Aktien
Bewältigung der Finanzkrise dauert länger an

Die Bewältigung der Finanzkrise dürfte nach Meinung der Analysten von Sal. Oppenheim noch länger andauern.

dpa-afx FRANKFURT. Die Bewältigung der Finanzkrise dürfte nach Meinung der Analysten von Sal. Oppenheim noch länger andauern. Daneben verschärften steigende Preise für Rohstoffe und Energie sowie eine restriktivere Kreditpolitik die bereits begonnene Konjunkturabkühlung, hieß es im Kapitalmarktausblick der Privatbank für das zweite Halbjahr.
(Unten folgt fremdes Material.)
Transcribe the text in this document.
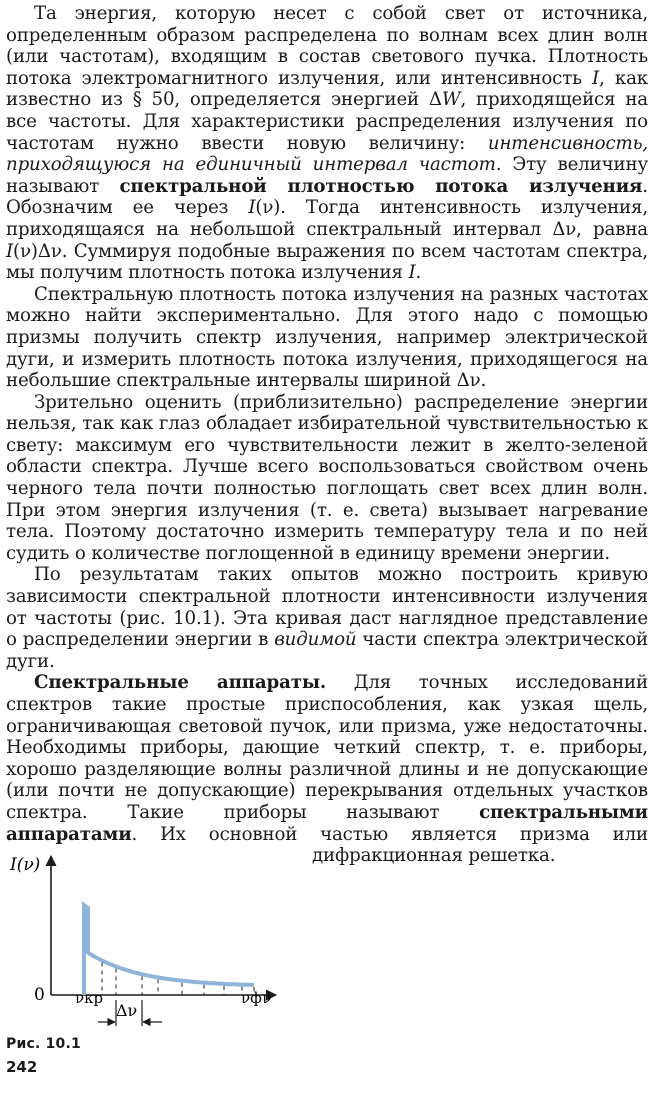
Та энергия, которую несет с собой свет от источника, определенным образом распределена по волнам всех длин волн (или частотам), входящим в состав светового пучка. Плотность потока электромагнитного излучения, или интенсивность I, как известно из § 50, определяется энергией ΔW, приходящейся на все частоты. Для характеристики распределения излучения по частотам нужно ввести новую величину: интенсивность, приходящуюся на единичный интервал частот. Эту величину называют спектральной плотностью потока излучения. Обозначим ее через I(ν). Тогда интенсивность излучения, приходящаяся на небольшой спектральный интервал Δν, равна I(ν)Δν. Суммируя подобные выражения по всем частотам спектра, мы получим плотность потока излучения I.

Спектральную плотность потока излучения на разных частотах можно найти экспериментально. Для этого надо с помощью призмы получить спектр излучения, например электрической дуги, и измерить плотность потока излучения, приходящегося на небольшие спектральные интервалы шириной Δν.

Зрительно оценить (приблизительно) распределение энергии нельзя, так как глаз обладает избирательной чувствительностью к свету: максимум его чувствительности лежит в желто-зеленой области спектра. Лучше всего воспользоваться свойством очень черного тела почти полностью поглощать свет всех длин волн. При этом энергия излучения (т. е. света) вызывает нагревание тела. Поэтому достаточно измерить температуру тела и по ней судить о количестве поглощенной в единицу времени энергии.

По результатам таких опытов можно построить кривую зависимости спектральной плотности интенсивности излучения от частоты (рис. 10.1). Эта кривая даст наглядное представление о распределении энергии в видимой части спектра электрической дуги.

Спектральные аппараты. Для точных исследований спектров такие простые приспособления, как узкая щель, ограничивающая световой пучок, или призма, уже недостаточны. Необходимы приборы, дающие четкий спектр, т. е. приборы, хорошо разделяющие волны различной длины и не допускающие (или почти не допускающие) перекрывания отдельных участков спектра. Такие приборы называют спектральными аппаратами. Их основной частью является призма или дифракционная решетка.

I(ν)
0 νкр
Δν
νф ν
Рис. 10.1
242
Für den Dax rechnen die Experten mit einer Handelsspanne zwischen 6 000 und 7 000 Zählern.

Wegen des hohen Verbrauchs dürfte die Preisspirale an den Rohstoffmärkten nach Ansicht der Experten nur dann nachhaltig durchbrochen werden, wenn sich das Wachstum in den Schwellenländern beruhige. Dafür seien geld- und fiskalpolitische Maßnahmen notwendig. An den Aktienmärkten und somit auch im Dax sei ein Test der Tiefststände vom März noch möglich. Zum Jahresende könnten sich die Indizes aber wieder erholen. Grundlage dafür könnte eine Korrektur der Rohstoffkosten, zum Beispiel durch Abfluss von spekulativen Anlagegeldern sein.

Zunächst dürfte es aber bei einem volatilen Handel an den Aktienmärkten bleiben. Die Analyse vergangener US-Abkühlungen habe zudem gezeigt, dass Aktien häufig erst dann nachhaltig steigen, wenn der Tiefpunkt am US-Arbeitsmarkt überwunden sei. Hier bestünden in den nächsten Monaten aber noch Risiken. Einen massiven Kurseinbruch erwartet Sal. Oppenheim allerdings nicht. Der Markt habe eine markante Konjunkturabkühlung sowie den Anstieg der Inflation und der Zinsspreads bereits weitgehend eingepreist.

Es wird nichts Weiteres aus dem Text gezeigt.